Purpose: Graft choice for primary anterior cruciate ligament reconstruction (ACL-R) is debated, with considerable controversy and variability among surgeons. Autograft tendons are actually the most used grafts for primary surgery; however, allografts have been used in greater frequency for both primary and revision ACL surgery over the past decade. Given the great debate on the use of allografts in ACL-R, the "Allografts for Anterior Cruciate Ligament Reconstruction" consensus statement was developed among orthopedic surgeons and members of SIGASCOT (Società Italiana del Ginocchio, Artroscopia, Sport, Cartilagine, Tecnologie Ortopediche), with extensive experience in ACL-R, to investigate their habits in the use of allograft in different clinical situations. The results of this consensus statement will serve as benchmark information for future research and will help surgeons to facilitate the clinical decision making.

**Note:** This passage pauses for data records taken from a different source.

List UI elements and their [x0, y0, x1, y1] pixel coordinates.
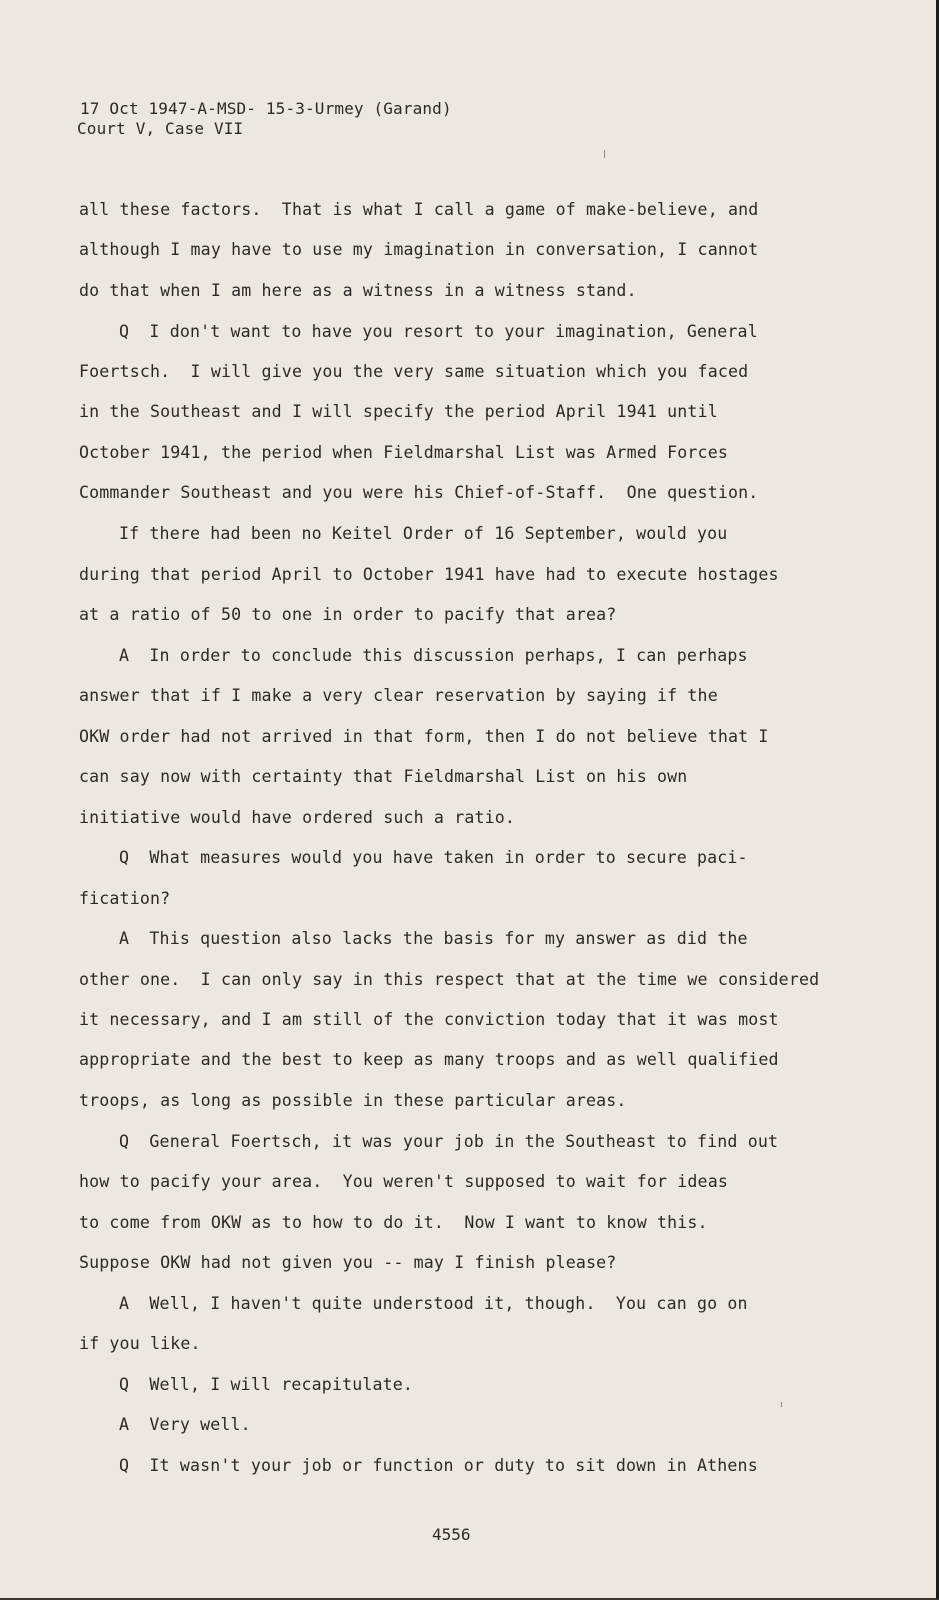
- header-line-1: 17 Oct 1947-A-MSD- 15-3-Urmey (Garand): [80, 99, 452, 118]
- text-line: at a ratio of 50 to one in order to pacify that area?: [79, 605, 617, 624]
- text-line: it necessary, and I am still of the conviction today that it was most: [79, 1010, 779, 1029]
- text-line: OKW order had not arrived in that form, then I do not believe that I: [79, 727, 769, 746]
- text-line: Q I don't want to have you resort to your imagination, General: [119, 322, 758, 341]
- text-line: Foertsch. I will give you the very same situation which you faced: [79, 362, 749, 381]
- text-line: all these factors. That is what I call a game of make-believe, and: [79, 200, 759, 219]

Methods: In March 2017, a formal consensus process was developed using a modified Delphi technique method, involving a steering group (9 participants), a rating group (28 participants) and a peer-review group (31 participants). Nine statements were generated and then debated during a SIGASCOT consensus meeting. A manuscript has been then developed to report methodology and results of the consensus process and finally approved by all steering group members.
Results: A different level of consensus has been reached among the topics selected. Strong agreement has been reported in considering harvesting, treatment and conservation methods relevant for clinical results, and in considering biological integration longer in allograft compared to autograft. Relative agreement has been reported in using allograft as the first-line graft for revision ACL-R, in considering biological integration a crucial aspect for rehabilitation protocol set-up, and in recommending a delayed return to sport when using allograft. Relative disagreement has been reported in using allograft as the first-line graft for primary ACL-R in patients over 50, and in not considering clinical results of allograft superior to autograft. Strong disagreement has been reported in using allograft as the first-line graft for primary ACL-R and for skeletally immature patients.
Conclusions: Results of this consensus do not represent a guideline for surgeons, but could be used as starting point for an international discussion on use of allografts in ACL-R.
Level of evidence: IV, consensus of experts.
Keywords: ACL reconstruction; ACL revision; Allograft; Anterior cruciate ligament; Autograft; Consensus; Knee; Pediatric.